To protect a dangerous and endangered animal -- be it a tiger in Nepal or a wolf in Michigan -- you really do have to ask people "how do you FEEL about your predatory neighbor?"
Effective conservation calls for not only figuring out what protected species need -- like habitat and food sources. It also requires an understanding of what it takes for their human neighbors to tolerate them. A Michigan State University doctoral student studying tigers in Nepal found that those feelings can provide critical information on how best to protect species.
"People have complex psychological relationships with wildlife," said Neil Carter, researcher in MSU's Center for Systems Integration and Sustainability (CSIS). "Picking apart these complex relationships is the best way to get a really good idea of what's affecting their tolerance of the animal."
The paper, "Utility of a psychological framework for carnivore conservation," is published July 31 in Oryx, an international journal of conservation. Co-authors are Shawn Riley, MSU associate professor of fisheries and wildlife, and Jianguo "Jack" Liu, MSU University Distinguished Professor of fisheries and wildlife, who holds the Rachel Carson Chair in Sustainability and is CSIS director.
Carter has conducted research in Nepal's Chitwan National Park, home to some 125 adult tigers that live close to people. And tigers, like all wild animals, have little regard for borders or fences. Likewise, the tigers' human neighbors depend on the forests for their livelihoods. Conflict is inevitable. There were 65 human deaths due to tiger attacks from 1998 to 2006 and tigers are known to kill livestock. People sometimes kill tigers in response to these threats
Carter's work has developed a novel tool to help figure out where to direct conservation resources -- not just in Nepal, but also for conserving carnivores that live next to people in many regions of the world.

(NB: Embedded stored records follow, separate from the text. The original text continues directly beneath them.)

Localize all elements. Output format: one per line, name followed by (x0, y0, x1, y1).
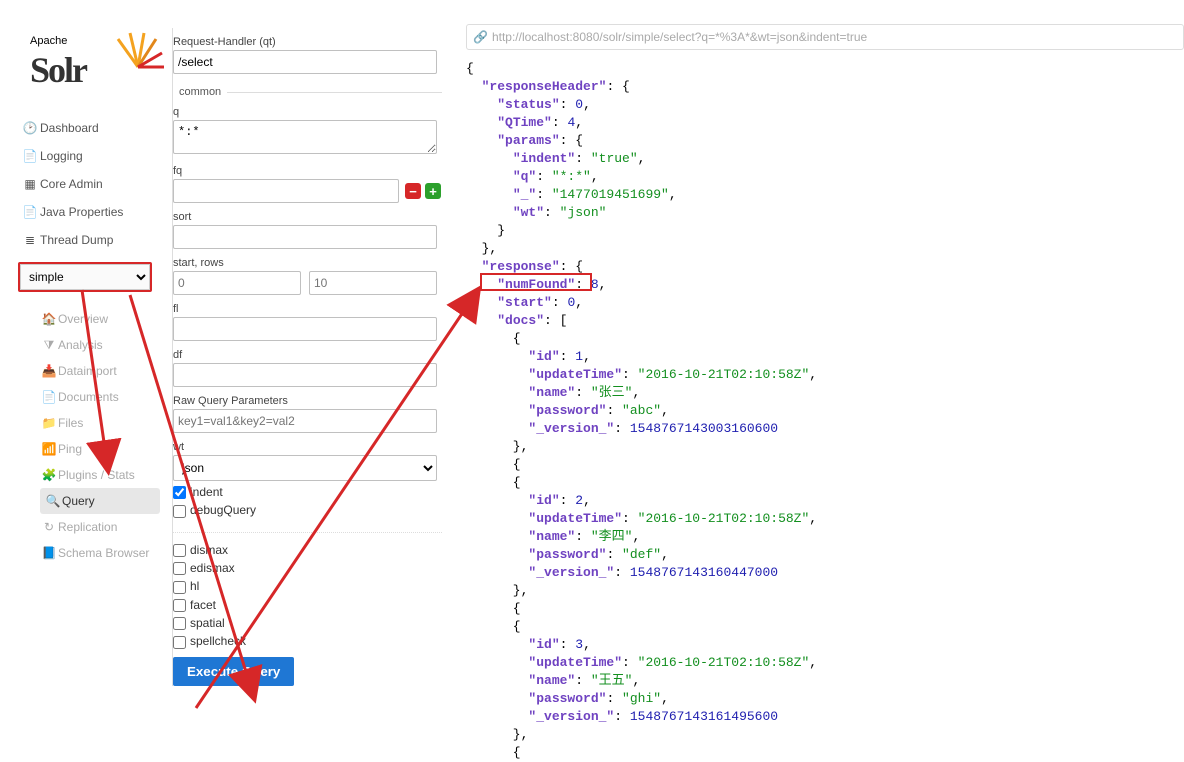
hl-checkbox[interactable] (173, 581, 186, 594)
nav-thread-dump-label: Thread Dump (40, 233, 113, 247)
df-label: df (173, 349, 442, 361)
subnav-files-label: Files (58, 416, 83, 430)
indent-label: indent (190, 485, 223, 499)
subnav-analysis[interactable]: ⧩Analysis (40, 332, 160, 358)
hl-label: hl (190, 579, 199, 593)
spatial-label: spatial (190, 616, 225, 630)
query-url-text: http://localhost:8080/solr/simple/select… (492, 30, 867, 44)
nav-thread-dump[interactable]: ≣Thread Dump (20, 226, 160, 254)
spellcheck-checkbox[interactable] (173, 636, 186, 649)
doc-icon: 📄 (20, 142, 40, 170)
subnav-overview-label: Overview (58, 312, 108, 326)
link-icon: 🔗 (473, 30, 488, 44)
subnav-analysis-label: Analysis (58, 338, 103, 352)
nav-logging-label: Logging (40, 149, 83, 163)
home-icon: 🏠 (40, 306, 58, 332)
import-icon: 📥 (40, 358, 58, 384)
thread-icon: ≣ (20, 226, 40, 254)
subnav-documents[interactable]: 📄Documents (40, 384, 160, 410)
folder-icon: 📁 (40, 410, 58, 436)
sort-label: sort (173, 211, 442, 223)
subnav-plugins-label: Plugins / Stats (58, 468, 135, 482)
fq-remove-button[interactable]: − (405, 183, 421, 199)
subnav-replication[interactable]: ↻Replication (40, 514, 160, 540)
fl-input[interactable] (173, 317, 437, 341)
subnav-query-label: Query (62, 494, 95, 508)
q-input[interactable]: *:* (173, 120, 437, 154)
subnav-files[interactable]: 📁Files (40, 410, 160, 436)
dismax-checkbox[interactable] (173, 544, 186, 557)
gauge-icon: 🕑 (20, 114, 40, 142)
funnel-icon: ⧩ (40, 332, 58, 358)
fl-label: fl (173, 303, 442, 315)
nav-dashboard[interactable]: 🕑Dashboard (20, 114, 160, 142)
query-url-bar[interactable]: 🔗 http://localhost:8080/solr/simple/selec… (466, 24, 1184, 50)
numfound-highlight (480, 273, 592, 291)
indent-checkbox[interactable] (173, 486, 186, 499)
q-label: q (173, 106, 442, 118)
qt-label: Request-Handler (qt) (173, 36, 442, 48)
logo-apache: Apache (30, 35, 67, 47)
ping-icon: 📶 (40, 436, 58, 462)
spellcheck-label: spellcheck (190, 634, 246, 648)
divider (173, 532, 442, 533)
core-selector-highlight: simple (18, 262, 152, 292)
logo-solr: Solr (30, 49, 86, 91)
subnav-plugins[interactable]: 🧩Plugins / Stats (40, 462, 160, 488)
core-selector[interactable]: simple (20, 264, 150, 290)
subnav-query[interactable]: 🔍Query (40, 488, 160, 514)
subnav-documents-label: Documents (58, 390, 119, 404)
docs-icon: 📄 (40, 384, 58, 410)
rawq-label: Raw Query Parameters (173, 395, 442, 407)
nav-core-admin[interactable]: ▦Core Admin (20, 170, 160, 198)
spatial-checkbox[interactable] (173, 617, 186, 630)
facet-checkbox[interactable] (173, 599, 186, 612)
fq-input[interactable] (173, 179, 399, 203)
rows-input[interactable] (309, 271, 437, 295)
debugquery-label: debugQuery (190, 503, 256, 517)
book-icon: 📘 (40, 540, 58, 566)
sync-icon: ↻ (40, 514, 58, 540)
search-icon: 🔍 (44, 488, 62, 514)
nav-java-props[interactable]: 📄Java Properties (20, 198, 160, 226)
subnav-replication-label: Replication (58, 520, 117, 534)
df-input[interactable] (173, 363, 437, 387)
subnav-schema[interactable]: 📘Schema Browser (40, 540, 160, 566)
rawq-input[interactable] (173, 409, 437, 433)
json-response: { "responseHeader": { "status": 0, "QTim… (466, 60, 1184, 762)
sun-icon (112, 29, 164, 81)
subnav-overview[interactable]: 🏠Overview (40, 306, 160, 332)
plugin-icon: 🧩 (40, 462, 58, 488)
subnav-dataimport-label: Dataimport (58, 364, 117, 378)
qt-input[interactable] (173, 50, 437, 74)
debugquery-checkbox[interactable] (173, 505, 186, 518)
execute-query-button[interactable]: Execute Query (173, 657, 294, 686)
startrows-label: start, rows (173, 257, 442, 269)
fq-label: fq (173, 165, 442, 177)
edismax-label: edismax (190, 561, 235, 575)
subnav-schema-label: Schema Browser (58, 546, 149, 560)
nav-dashboard-label: Dashboard (40, 121, 99, 135)
edismax-checkbox[interactable] (173, 562, 186, 575)
wt-select[interactable]: json (173, 455, 437, 481)
nav-logging[interactable]: 📄Logging (20, 142, 160, 170)
subnav-ping[interactable]: 📶Ping (40, 436, 160, 462)
common-legend: common (173, 86, 227, 98)
fq-add-button[interactable]: + (425, 183, 441, 199)
subnav-ping-label: Ping (58, 442, 82, 456)
dismax-label: dismax (190, 543, 228, 557)
java-icon: 📄 (20, 198, 40, 226)
nav-java-props-label: Java Properties (40, 205, 123, 219)
nav-core-admin-label: Core Admin (40, 177, 103, 191)
start-input[interactable] (173, 271, 301, 295)
wt-label: wt (173, 441, 442, 453)
sort-input[interactable] (173, 225, 437, 249)
facet-label: facet (190, 598, 216, 612)
subnav-dataimport[interactable]: 📥Dataimport (40, 358, 160, 384)
grid-icon: ▦ (20, 170, 40, 198)
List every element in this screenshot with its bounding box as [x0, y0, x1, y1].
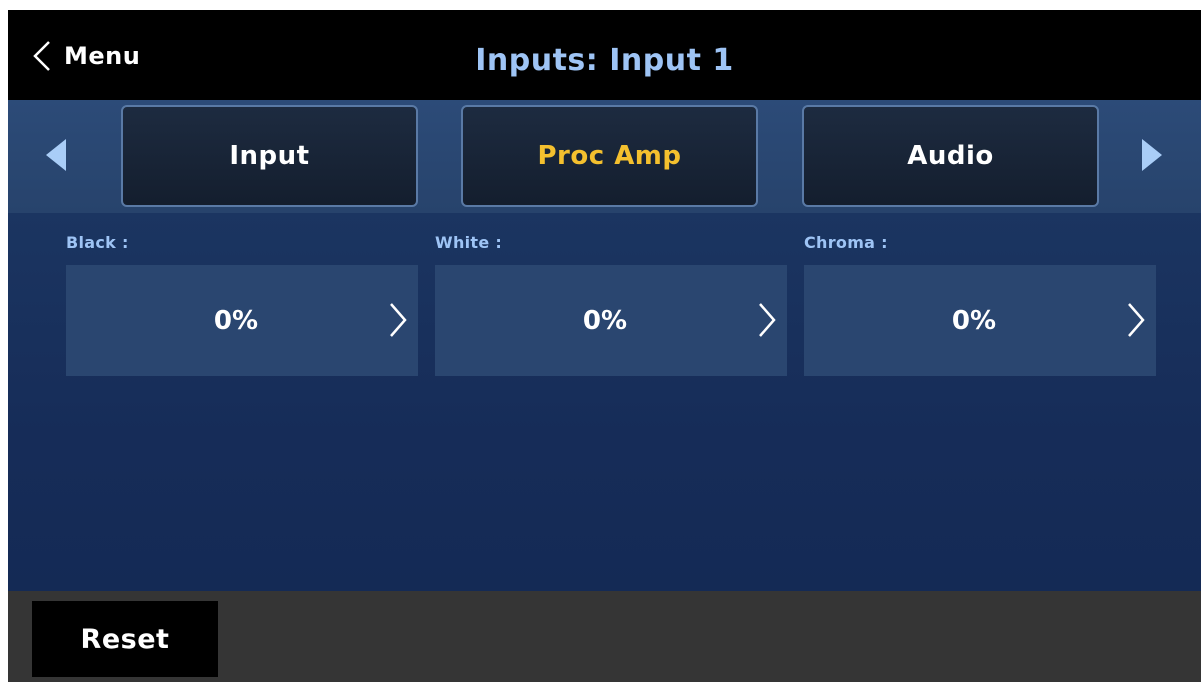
white-label: White : [435, 233, 503, 252]
tab-bar: Input Proc Amp Audio [8, 100, 1201, 213]
chroma-value: 0% [951, 305, 997, 336]
back-to-menu-button[interactable]: Menu [32, 34, 140, 78]
reset-button[interactable]: Reset [32, 601, 218, 677]
white-value-field[interactable]: 0% [435, 265, 787, 376]
chevron-right-icon [388, 302, 408, 342]
proc-amp-panel: Black : 0% White : 0% Chroma : 0% [8, 213, 1201, 591]
tab-input[interactable]: Input [121, 105, 418, 207]
page-title: Inputs: Input 1 [475, 42, 734, 78]
chroma-label: Chroma : [804, 233, 888, 252]
chroma-value-field[interactable]: 0% [804, 265, 1156, 376]
footer-bar: Reset [8, 591, 1201, 682]
tab-audio[interactable]: Audio [802, 105, 1099, 207]
tab-proc-amp[interactable]: Proc Amp [461, 105, 758, 207]
back-label: Menu [64, 42, 141, 70]
triangle-left-icon [42, 139, 72, 177]
header-bar: Inputs: Input 1 Menu [8, 10, 1201, 100]
black-value: 0% [213, 305, 259, 336]
black-value-field[interactable]: 0% [66, 265, 418, 376]
tab-next-button[interactable] [1136, 137, 1166, 173]
tab-prev-button[interactable] [42, 137, 72, 173]
chevron-left-icon [32, 40, 52, 72]
chevron-right-icon [757, 302, 777, 342]
device-screen: Inputs: Input 1 Menu Input Proc Amp Audi… [8, 10, 1201, 682]
black-label: Black : [66, 233, 129, 252]
white-value: 0% [582, 305, 628, 336]
chevron-right-icon [1126, 302, 1146, 342]
triangle-right-icon [1136, 139, 1166, 177]
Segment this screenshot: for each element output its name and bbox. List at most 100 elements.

The research is unique in that it explores peoples' attitudes about protected animals. Work has been done to understand how people feel about their wildlife neighbors, such as deer or coyotes. But the relationship with protected animals, especially those that can be dangerous, is more complicated. Issues of fear, risk and control make for a volatile mix, as do the constraints on solutions.
"You can't just remove all the tigers, or the grizzly bears, or other carnivores that may pose a risk to people. Managing animal populations in this fashion is not a viable option for protected species," Carter said. "It's imperative to come up with ways that people and carnivores can get along."
Policy and laws aren't enough, he says. Carter said that in Nepal and around the world, people kill protected animals or turn a blind eye to poachers.
Carter, with his collaborators, surveyed 499 people living near Chitwan about how they feel about future tiger population size and factors that may influence preferences, like past interactions with tigers as well as beliefs and perceptions about tigers.
While more study is needed, this work hints that it's not fear that drives people's preferences for the number of future tigers. Rather, it's a combination of psychological responses that focus on the benefits and pragmatic costs of having tigers nearby.
"We expected that interactions -- real experiences with tigers in the wild would be most influential," Carter said. "Someone who had three cattle killed would have different tolerance than someone who hasn't. Perhaps, if you're exposed to something all the time, the fear stops becoming the powerful predictor."
The survey identifies opportunities. For example, it was clear that people's beliefs that tigers weren't beneficial to the forest influenced their acceptance of tigers, a belief that had nothing to do with risk.
"That's a real simple educational opportunity," Carter said. "People can be shown that tigers regulate the populations of deer and boar, which cause real economic damage to crops. If they don't see the connection then that's a lost opportunity."
In addition to Carter's work on attitudes, he also has spent considerable time in Chitwan setting up camera traps to better understand the tiger populations, as well as understanding how people move in and out of tiger territory. His blending of social sciences and ecological studies is characteristic of CSIS, which works in the innovative new field of coupled human and natural systems to find sustainable solutions that both benefit the environment and enable people to thrive.